If you truly want to fight this, you can’t lie to yourself. Be honest about what you’re dealing with and don’t try to hide from it. Hiding from it will only prolong your healing. Even when it hurts, face your struggles head on and fight them. 

Exercise 

Even though there are times when I hate going on walks or working out because I feel too mentally and physically exhausted, I really do always feel better to get out and get my body moving. When I’m working out I’m able to clear my head and put things into perspective. My anxiety slows down and I’m able to think more rationally. 

Do things that make you happy

About a week ago, I had the day off of work with no plans so I actually had a “me day.” I went to my favorite book store, bought two big stacks of books, got my favorite green tea from Panera, went shopping, and ended my day with a bubble bath. Generally when my depression and anxiety get really bad, I crave being around those closest to me. I find comfort in that so forcing myself to spend some time alone was a big step for me so do the same for yourself. 

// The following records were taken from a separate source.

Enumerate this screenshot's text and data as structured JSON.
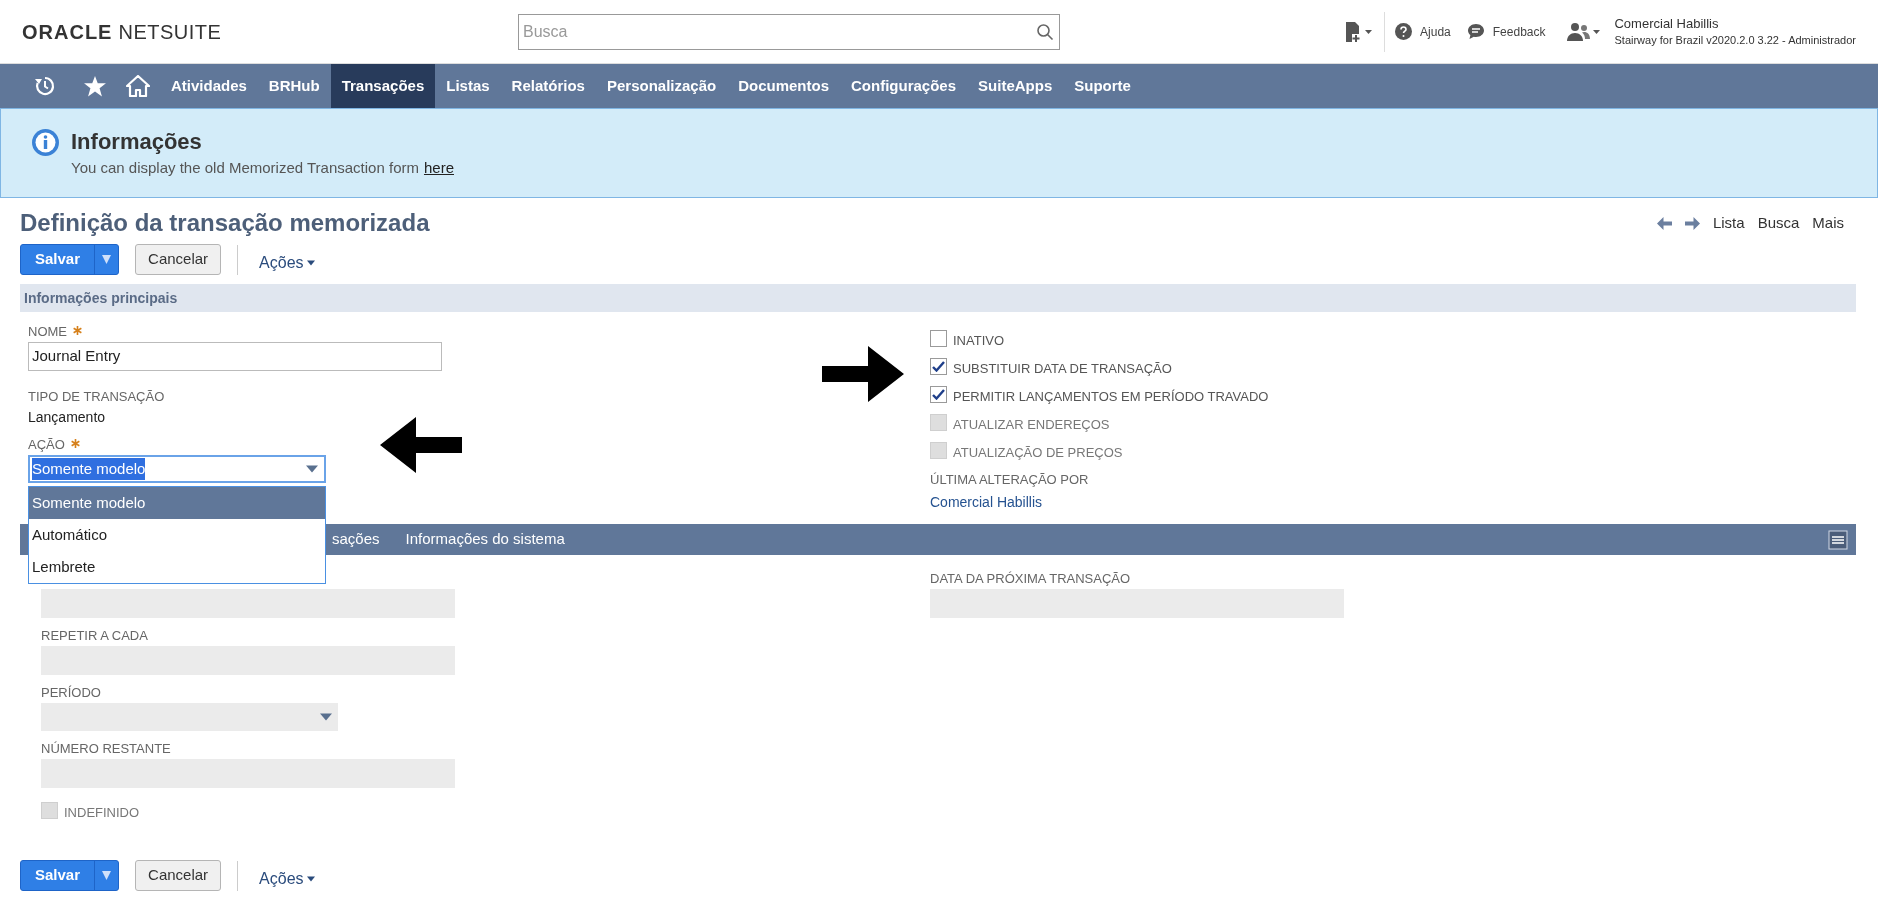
{
  "header": {
    "logo": {
      "brand": "ORACLE",
      "product": "NETSUITE"
    },
    "search": {
      "placeholder": "Busca"
    },
    "help": "Ajuda",
    "feedback": "Feedback",
    "user": {
      "name": "Comercial Habillis",
      "role": "Stairway for Brazil v2020.2.0 3.22 - Administrador"
    }
  },
  "nav": [
    {
      "label": "Atividades",
      "selected": false
    },
    {
      "label": "BRHub",
      "selected": false
    },
    {
      "label": "Transações",
      "selected": true
    },
    {
      "label": "Listas",
      "selected": false
    },
    {
      "label": "Relatórios",
      "selected": false
    },
    {
      "label": "Personalização",
      "selected": false
    },
    {
      "label": "Documentos",
      "selected": false
    },
    {
      "label": "Configurações",
      "selected": false
    },
    {
      "label": "SuiteApps",
      "selected": false
    },
    {
      "label": "Suporte",
      "selected": false
    }
  ],
  "banner": {
    "title": "Informações",
    "text": "You can display the old Memorized Transaction form",
    "link": "here"
  },
  "page": {
    "title": "Definição da transação memorizada",
    "links": [
      "Lista",
      "Busca",
      "Mais"
    ]
  },
  "button_bars": [
    {
      "save": "Salvar",
      "cancel": "Cancelar",
      "actions": "Ações"
    },
    {
      "save": "Salvar",
      "cancel": "Cancelar",
      "actions": "Ações"
    }
  ],
  "section": "Informações principais",
  "name_field": {
    "label": "NOME",
    "required": true,
    "value": "Journal Entry"
  },
  "type_field": {
    "label": "TIPO DE TRANSAÇÃO",
    "value": "Lançamento"
  },
  "action_field": {
    "label": "AÇÃO",
    "required": true,
    "value": "Somente modelo",
    "options": [
      {
        "label": "Somente modelo",
        "selected": true
      },
      {
        "label": "Automático",
        "selected": false
      },
      {
        "label": "Lembrete",
        "selected": false
      }
    ]
  },
  "checkboxes": [
    {
      "label": "INATIVO",
      "checked": false,
      "disabled": false
    },
    {
      "label": "SUBSTITUIR DATA DE TRANSAÇÃO",
      "checked": true,
      "disabled": false
    },
    {
      "label": "PERMITIR LANÇAMENTOS EM PERÍODO TRAVADO",
      "checked": true,
      "disabled": false
    },
    {
      "label": "ATUALIZAR ENDEREÇOS",
      "checked": false,
      "disabled": true
    },
    {
      "label": "ATUALIZAÇÃO DE PREÇOS",
      "checked": false,
      "disabled": true
    }
  ],
  "last_modified": {
    "label": "ÚLTIMA ALTERAÇÃO POR",
    "value": "Comercial Habillis"
  },
  "subtabs": [
    "sações",
    "Informações do sistema"
  ],
  "schedule_left": [
    {
      "kind": "text"
    },
    {
      "kind": "text",
      "label": "REPETIR A CADA"
    },
    {
      "kind": "select",
      "label": "PERÍODO"
    },
    {
      "kind": "text",
      "label": "NÚMERO RESTANTE"
    }
  ],
  "indefinite": {
    "label": "INDEFINIDO",
    "checked": false,
    "disabled": true
  },
  "schedule_right": [
    {
      "kind": "text",
      "label": "DATA DA PRÓXIMA TRANSAÇÃO"
    }
  ]
}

Workout, paint, read, go shopping, get your hair done, write, or take photos. Find what makes you happy and go do it!

Find a purpose

I don’t know my purpose in life. I have no idea why I’m here or what I’m meant to do, but I do know that I love blogging, editing, and writing. Having these things gives me a reason not to go to bed so early. It gives me a reason to make a to-do list and start checking things off. So find something that works for you. Give yourself that purpose and work towards making it the best you can. 

Talk to God

Prayer is the most powerful tool and I really believe that. Whenever I pray, I feel stronger and life becomes not so scary anymore. Everything in my life begins to feel a bit more manageable. Prayer might seem a little daunting, but you’ll get used to it. There isn’t a right way or a wrong way. Just talk to God like he’s a friend. He’s always listening.